Eurochange
- Type: Subsidiary
- Industry: Foreign exchange
- Founded: 1975
- Founder: Massimo Gini
- Headquarters: Stevenage, United Kingdom
- Area served: United Kingdom
- Parent: Western Union
- Website: www.eurochange.co.uk

= Eurochange =

British bureau de change company

Eurochange, stylised eurochange, is a British foreign exchange company based in Stevenage. As of 2023, the company operates over 190 physical branches throughout the United Kingdom and also offers home delivery.

In 2025 the company was sold by Corsair to the American financial services firm Western Union.

== History ==
Eurochange was founded in London in 1975. In 2000, the company changed its name to FX Currency Services, and in 2011, it was renamed back to Eurochange.

In 2014, the company was acquired by ATM operator NoteMachine, itself being owned by Corsair Capital, an American financial services company. In October 2022, it was announced that Corsair was selling NoteMachine to Brink's, but would maintain ownership of Eurochange.

The company won the MoneyAge Travel Money Provider of the Year award four years consecutively from its creation in 2016 until its discontinuation in 2019.

In March 2022, Edinburgh Live stated that Eurochange had the second best exchange rates for U.S. dollars and euros in Edinburgh, out of a range of five companies (Travel FX, Eurochange, Tesco Bank, John Lewis, and Sainsbury's) operating within the city.

In December 2022, the Association of British Travel Agents (ABTA) announced that it would be launching a travel money service in partnership with Eurochange.
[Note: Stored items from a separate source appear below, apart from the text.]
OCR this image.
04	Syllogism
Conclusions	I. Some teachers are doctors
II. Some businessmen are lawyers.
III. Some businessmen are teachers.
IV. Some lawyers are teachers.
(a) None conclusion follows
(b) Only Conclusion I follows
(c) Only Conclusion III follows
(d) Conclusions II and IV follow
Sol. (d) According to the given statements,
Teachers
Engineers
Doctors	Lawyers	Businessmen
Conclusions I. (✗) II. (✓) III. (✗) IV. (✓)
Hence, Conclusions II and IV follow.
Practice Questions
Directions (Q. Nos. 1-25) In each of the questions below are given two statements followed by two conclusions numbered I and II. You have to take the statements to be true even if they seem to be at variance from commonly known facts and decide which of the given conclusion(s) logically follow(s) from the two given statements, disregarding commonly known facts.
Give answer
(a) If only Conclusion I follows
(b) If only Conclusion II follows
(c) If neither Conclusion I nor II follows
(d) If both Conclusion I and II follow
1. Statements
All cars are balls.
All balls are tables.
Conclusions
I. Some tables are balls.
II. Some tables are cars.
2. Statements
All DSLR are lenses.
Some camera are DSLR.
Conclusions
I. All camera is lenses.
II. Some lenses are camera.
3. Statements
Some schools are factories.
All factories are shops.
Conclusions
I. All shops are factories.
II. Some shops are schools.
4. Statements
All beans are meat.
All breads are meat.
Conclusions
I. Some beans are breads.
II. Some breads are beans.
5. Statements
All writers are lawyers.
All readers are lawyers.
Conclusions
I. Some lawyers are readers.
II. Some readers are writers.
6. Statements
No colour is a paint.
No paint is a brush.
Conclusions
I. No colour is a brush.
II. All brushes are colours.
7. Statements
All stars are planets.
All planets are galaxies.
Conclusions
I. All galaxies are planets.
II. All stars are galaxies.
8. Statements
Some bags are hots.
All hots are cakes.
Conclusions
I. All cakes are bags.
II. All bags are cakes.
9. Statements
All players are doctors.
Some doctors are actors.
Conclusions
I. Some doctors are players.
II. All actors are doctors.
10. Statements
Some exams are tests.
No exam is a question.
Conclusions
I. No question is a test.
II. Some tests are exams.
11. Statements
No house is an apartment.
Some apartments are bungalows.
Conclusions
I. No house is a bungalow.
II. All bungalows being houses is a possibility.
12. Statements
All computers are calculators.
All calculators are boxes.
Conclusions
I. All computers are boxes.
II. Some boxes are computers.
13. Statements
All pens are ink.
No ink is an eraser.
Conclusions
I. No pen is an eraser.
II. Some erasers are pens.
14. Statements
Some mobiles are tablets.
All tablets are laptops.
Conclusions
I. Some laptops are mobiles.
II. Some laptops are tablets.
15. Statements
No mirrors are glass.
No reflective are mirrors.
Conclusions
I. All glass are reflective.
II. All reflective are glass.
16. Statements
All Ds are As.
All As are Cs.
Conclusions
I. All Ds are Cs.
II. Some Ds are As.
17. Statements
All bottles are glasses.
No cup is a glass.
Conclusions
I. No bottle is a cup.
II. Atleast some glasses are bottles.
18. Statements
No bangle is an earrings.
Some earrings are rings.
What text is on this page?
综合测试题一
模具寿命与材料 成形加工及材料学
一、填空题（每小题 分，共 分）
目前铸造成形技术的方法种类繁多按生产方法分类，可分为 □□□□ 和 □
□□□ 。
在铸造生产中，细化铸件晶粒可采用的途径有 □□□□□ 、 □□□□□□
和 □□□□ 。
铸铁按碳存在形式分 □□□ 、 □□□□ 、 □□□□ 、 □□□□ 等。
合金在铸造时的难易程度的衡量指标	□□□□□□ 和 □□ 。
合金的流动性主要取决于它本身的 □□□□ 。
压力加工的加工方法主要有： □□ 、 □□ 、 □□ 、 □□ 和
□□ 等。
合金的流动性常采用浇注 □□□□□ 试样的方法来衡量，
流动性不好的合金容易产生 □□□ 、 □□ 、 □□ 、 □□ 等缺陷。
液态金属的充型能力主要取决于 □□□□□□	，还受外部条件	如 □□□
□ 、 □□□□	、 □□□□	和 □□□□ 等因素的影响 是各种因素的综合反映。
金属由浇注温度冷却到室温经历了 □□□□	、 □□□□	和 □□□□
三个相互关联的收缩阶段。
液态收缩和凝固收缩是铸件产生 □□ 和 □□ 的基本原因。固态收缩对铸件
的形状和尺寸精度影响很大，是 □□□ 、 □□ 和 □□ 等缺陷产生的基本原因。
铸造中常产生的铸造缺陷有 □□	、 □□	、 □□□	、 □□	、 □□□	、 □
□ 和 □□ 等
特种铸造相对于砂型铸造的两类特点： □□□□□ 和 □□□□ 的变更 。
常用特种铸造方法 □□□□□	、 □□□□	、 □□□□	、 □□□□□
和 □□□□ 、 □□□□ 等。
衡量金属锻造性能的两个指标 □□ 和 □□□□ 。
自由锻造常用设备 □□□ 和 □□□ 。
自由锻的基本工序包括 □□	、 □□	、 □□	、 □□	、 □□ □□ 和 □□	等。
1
This service, known as ABTA Travel Money, is the first foreign exchange service operated under the ABTA brand.

Eurochange has seen steady growth in locations, with an average of 30 opening a year since their acquisition by NoteMachine. For example, the company opened an outlet in the Manchester Arndale in 2015, as well as two in CastleCourt and one in The Pavilions in 2018. The company now handles over 2.5 million customer transactions a year.

In 2025 the company was sold by Corsair to the American financial services firm Western Union.

== Services ==
=== Foreign exchange ===
The company offers foreign exchange of over 60 currencies, including the U.S. dollar, euro, and Turkish lira through its physical bureaux de change located on high streets and in shopping centres, as well as online through its own website. The company operates ABTA Travel Money, Marks & Spencer Travel Money and NatWest Travel Money. The company also offers a multi-currency prepaid debit card through Mastercard's Cash Passport brand.

Eurochange also offers a travel money buy-back service, where customers can sell their unused currency after a holiday back to the company for a fee of £4 for 30%.